Reporting from Promar’s annual data briefing, Nigel Davies, Promar’s National Consultancy Manager, identifies that a big factor in this fall was a decrease of £90 per cow at gross margin level.
However, he remains more optimistic about the March 2018 year-end outlook, which should report improved profitability for most. “The sustained milk price increases in the year to date are feeding through to notable improvements in gross profits so far into the year,” says Nigel. But he adds that a comprehensive approach to financial performance and planning remains key, as gains this year are likely to be diluted by increased overheads and inflationary pressures, and post-March 2018, milk price volatility is likely to continue.
He also encourages producers to review every aspect of their business to drive efficiencies and ultimately increase profitability. “This is something that the top 25% practice continually and one that with help, the majority of farmers can also employ.
“The data identifies huge disparities in the performance of the top 25% of the sample. For instance, the operating profit per cow is more than double compared to the average, at £885 per cow, this amounts to a staggering difference of over £90,000 in resulting profit for an average sized business in the sample.”
He adds that with the average herd size increasing by four cows, and farm land increasing by 2.4ha per holding, many producers are driving economies of scale. “Scale is important, but critical to profitability is a need to continually improve technical efficiencies across the business.
“Interestingly the top 25% of farms have eight fewer cows than the average. And their profitability is also not primarily linked to their milk price, which accounts for just £88 per cow.
“Yield helps, but not at all costs,” adds Nigel. “Reviewing gross margins is key, for instance the top 25% reported feed costs of 0.33ppl less than the average, and marginal improvements in herd fertility, culling rates and death.”
It’s not just about focusing on the milking herd, says Nigel. “Management of grassland and forage crops gives the top 25% an £18 per cow advantage. Better youngstock management can add a significant £28 per cow advantage too.”
He also adds that overhead costs shouldn’t be viewed as ‘fixed’. “A striking £216 operating profit per cow difference in the top 25% comes from efficient overhead cost management, which is the equivalent of 2.53ppl.
“Predominantly this difference is made in labour efficiency and machinery related costs, and all producers should be considering how they can improve these two areas.

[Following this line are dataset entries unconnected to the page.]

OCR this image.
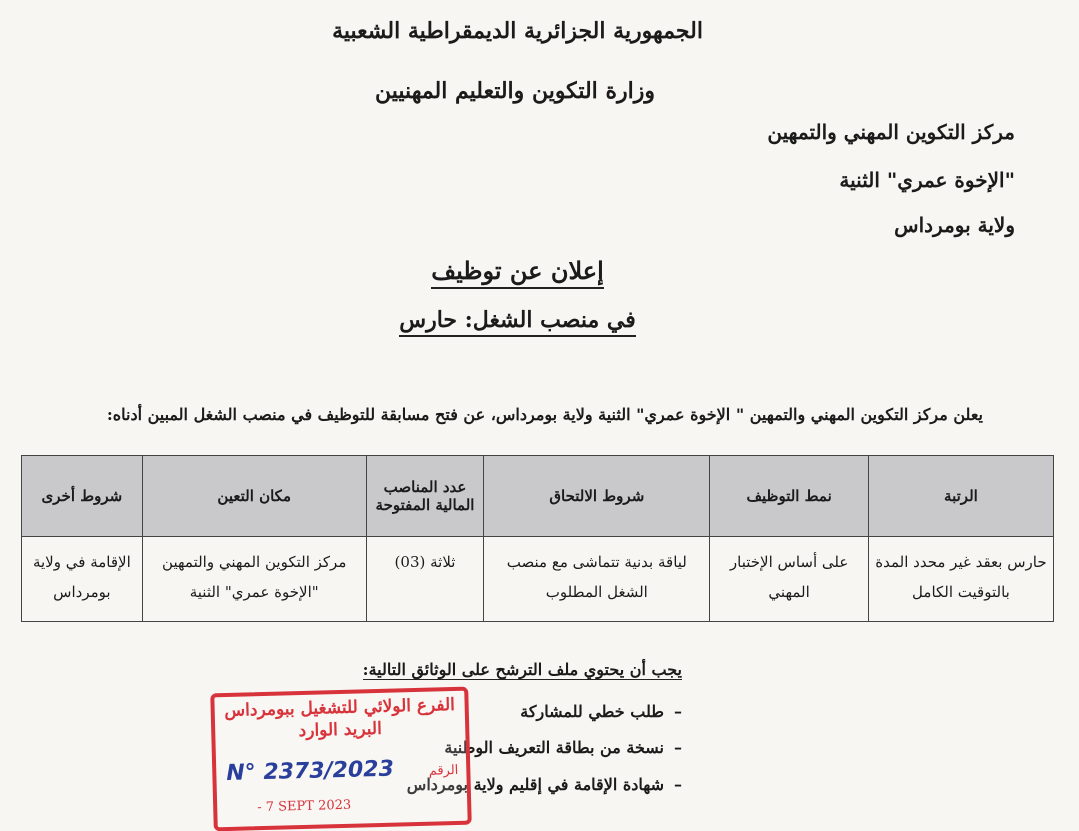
الجمهورية الجزائرية الديمقراطية الشعبية
وزارة التكوين والتعليم المهنيين
مركز التكوين المهني والتمهين
"الإخوة عمري" الثنية
ولاية بومرداس
إعلان عن توظيف
في منصب الشغل: حارس
يعلن مركز التكوين المهني والتمهين " الإخوة عمري" الثنية ولاية بومرداس، عن فتح مسابقة للتوظيف في منصب الشغل المبين أدناه:
الرتبة	نمط التوظيف	شروط الالتحاق	عدد المناصب المالية المفتوحة	مكان التعين	شروط أخرى
حارس بعقد غير محدد المدة بالتوقيت الكامل	على أساس الإختبار المهني	لياقة بدنية تتماشى مع منصب الشغل المطلوب	ثلاثة (03)	مركز التكوين المهني والتمهين "الإخوة عمري" الثنية	الإقامة في ولاية بومرداس
يجب أن يحتوي ملف الترشح على الوثائق التالية:
–طلب خطي للمشاركة
–نسخة من بطاقة التعريف الوطنية
–شهادة الإقامة في إقليم ولاية بومرداس
الفرع الولائي للتشغيل ببومرداس
البريد الوارد
الرقم
N° 2373/2023
- 7 SEPT 2023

“And, with inflation currently at 3%, oil prices increasing and a shortage of quality labour, we forecast that overhead costs will rise rapidly into 2018,” says Nigel.
He adds that every enterprise should be carefully considering the dynamics of their own financial performance. “Using data such as Promar’s Farm Business Accounts or MilkMinder, will help producers identify key areas for investment and build a clear sense of direction and focus for the future.”